Irańscy kibice, którzy pojawili się na trybunach, byli w zdecydowanej większości za Rosją – co nie powinno dziwić. Mecz rozpoczął się spokojnie. Prawie w ogóle nie było dłuższych wymian piłek. Raczej obie strony kończyły od razu swoje akcje. Przez to 1. set polegał głównie na grze punkt za punkt. Chociaż raz udało się Polakom uciec na dystans 2 oczek. Ale wtedy Rosjanie szybko odrobili stratę i do samego końca byliśmy świadkami wyrównanej walki. Ostatecznie pierwszą odsłonę meczu wygrała Polska 26:24.
W drugim secie po kilku punktach zapadła dłuższa przerwa, która była spowodowana małą niekompetencją sędziów. Najpierw Vital Heynen przez minutę próbował wynegocjować wideoweryfikację. Ona zaś potrwała kolejne kilka minut. Wydawało się, że sędziowie boiskowi i stolikowi nie wiedzieli dokładnie co mają sprawdzić. Natomiast Polakom chodziło o to, że po ich bloku piłka nie dotknęła antenki. Nareszcie pierwszy arbiter podjął męską decyzję i przyznaj punkt Rosjanom na 4:2. Po tym zamieszaniu rywale odskoczyli na 4 punkty przed pierwszą przerwą techniczną. Niestety mimo prób polscy siatkarze nie wyrównali i Rosjanie wygrali do 20.
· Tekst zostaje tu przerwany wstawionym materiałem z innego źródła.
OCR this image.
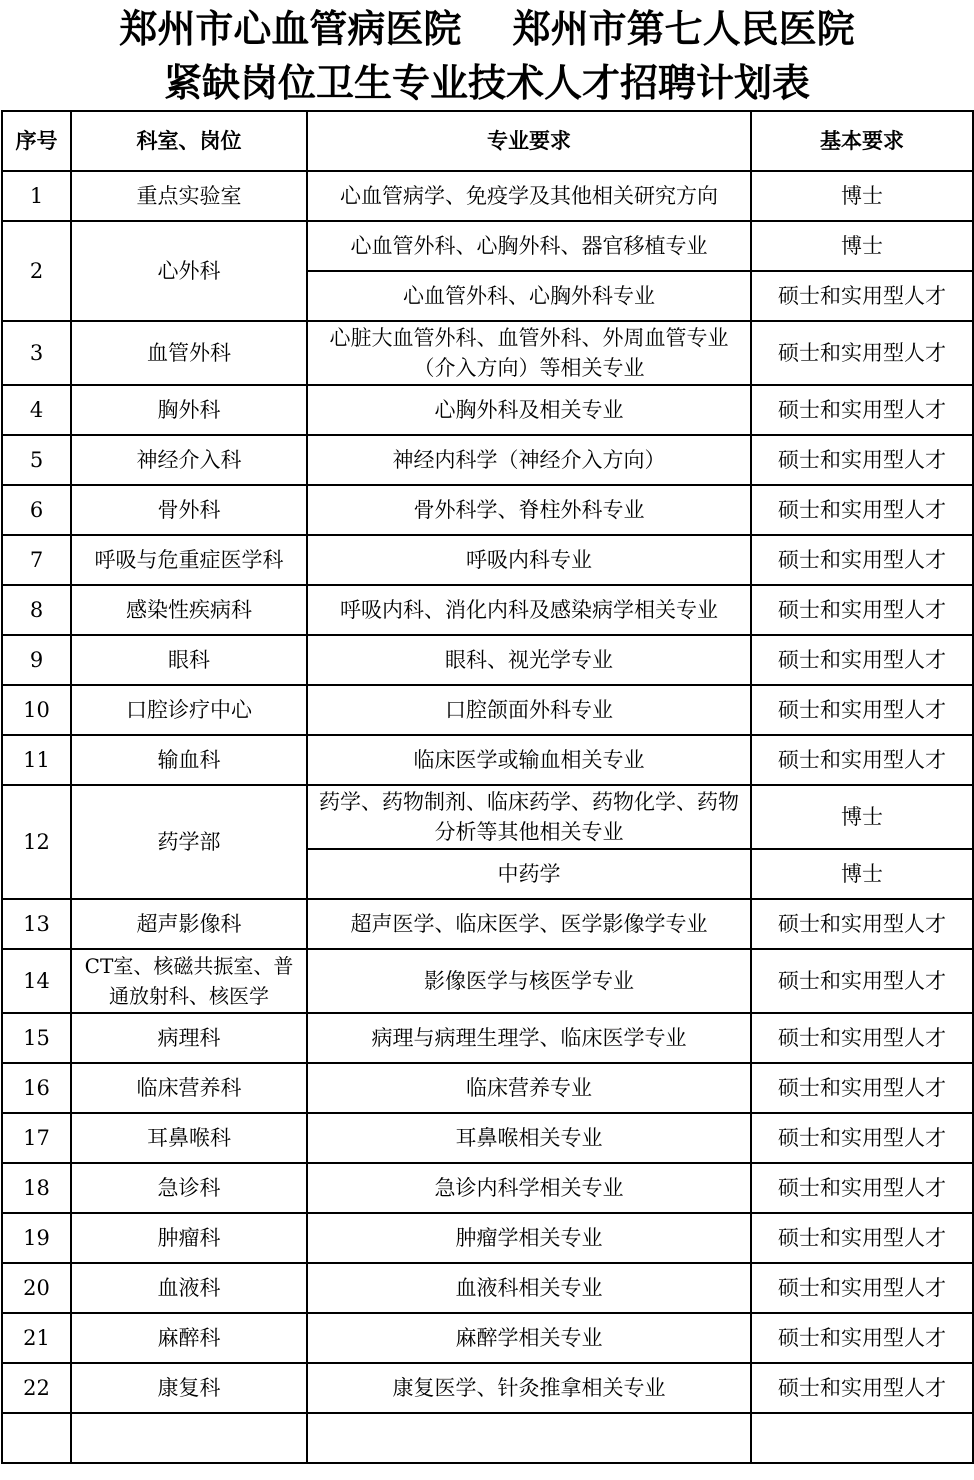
郑州市心血管病医院　 郑州市第七人民医院
紧缺岗位卫生专业技术人才招聘计划表
序号	科室、岗位	专业要求	基本要求
1	重点实验室	心血管病学、免疫学及其他相关研究方向	博士
2	心外科	心血管外科、心胸外科、器官移植专业	博士
		心血管外科、心胸外科专业	硕士和实用型人才
3	血管外科	心脏大血管外科、血管外科、外周血管专业（介入方向）等相关专业	硕士和实用型人才
4	胸外科	心胸外科及相关专业	硕士和实用型人才
5	神经介入科	神经内科学（神经介入方向）	硕士和实用型人才
6	骨外科	骨外科学、脊柱外科专业	硕士和实用型人才
7	呼吸与危重症医学科	呼吸内科专业	硕士和实用型人才
8	感染性疾病科	呼吸内科、消化内科及感染病学相关专业	硕士和实用型人才
9	眼科	眼科、视光学专业	硕士和实用型人才
10	口腔诊疗中心	口腔颌面外科专业	硕士和实用型人才
11	输血科	临床医学或输血相关专业	硕士和实用型人才
12	药学部	药学、药物制剂、临床药学、药物化学、药物分析等其他相关专业	博士
		中药学	博士
13	超声影像科	超声医学、临床医学、医学影像学专业	硕士和实用型人才
14	CT室、核磁共振室、普通放射科、核医学	影像医学与核医学专业	硕士和实用型人才
15	病理科	病理与病理生理学、临床医学专业	硕士和实用型人才
16	临床营养科	临床营养专业	硕士和实用型人才
17	耳鼻喉科	耳鼻喉相关专业	硕士和实用型人才
18	急诊科	急诊内科学相关专业	硕士和实用型人才
19	肿瘤科	肿瘤学相关专业	硕士和实用型人才
20	血液科	血液科相关专业	硕士和实用型人才
21	麻醉科	麻醉学相关专业	硕士和实用型人才
22	康复科	康复医学、针灸推拿相关专业	硕士和实用型人才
Trzeci set również nie szedł po myśli biało-czerwonych, chociaż przez cały czas byli blisko przeciwnika. Rosja szybko zdobyła 2-punktową przewagę i utrzymywała ten bezpieczny wynik przez cały set. Zwyciężyła do 22. i znalazła się w bardzo komfortowej sytuacji. W ostatniej części spotkania przeciwnicy znów szybko odskoczyli polskim siatkarzom i do końca kontrolowali grę. Tym samym zwyciężyli 3:1.
Przez cały pojedynek dobrze funkcjonował nasz blok, ale za to Rosjanie byli skuteczniejsi w obronie i zagrywce. Jutro Polska zagra z gospodarzem turnieju Iranem.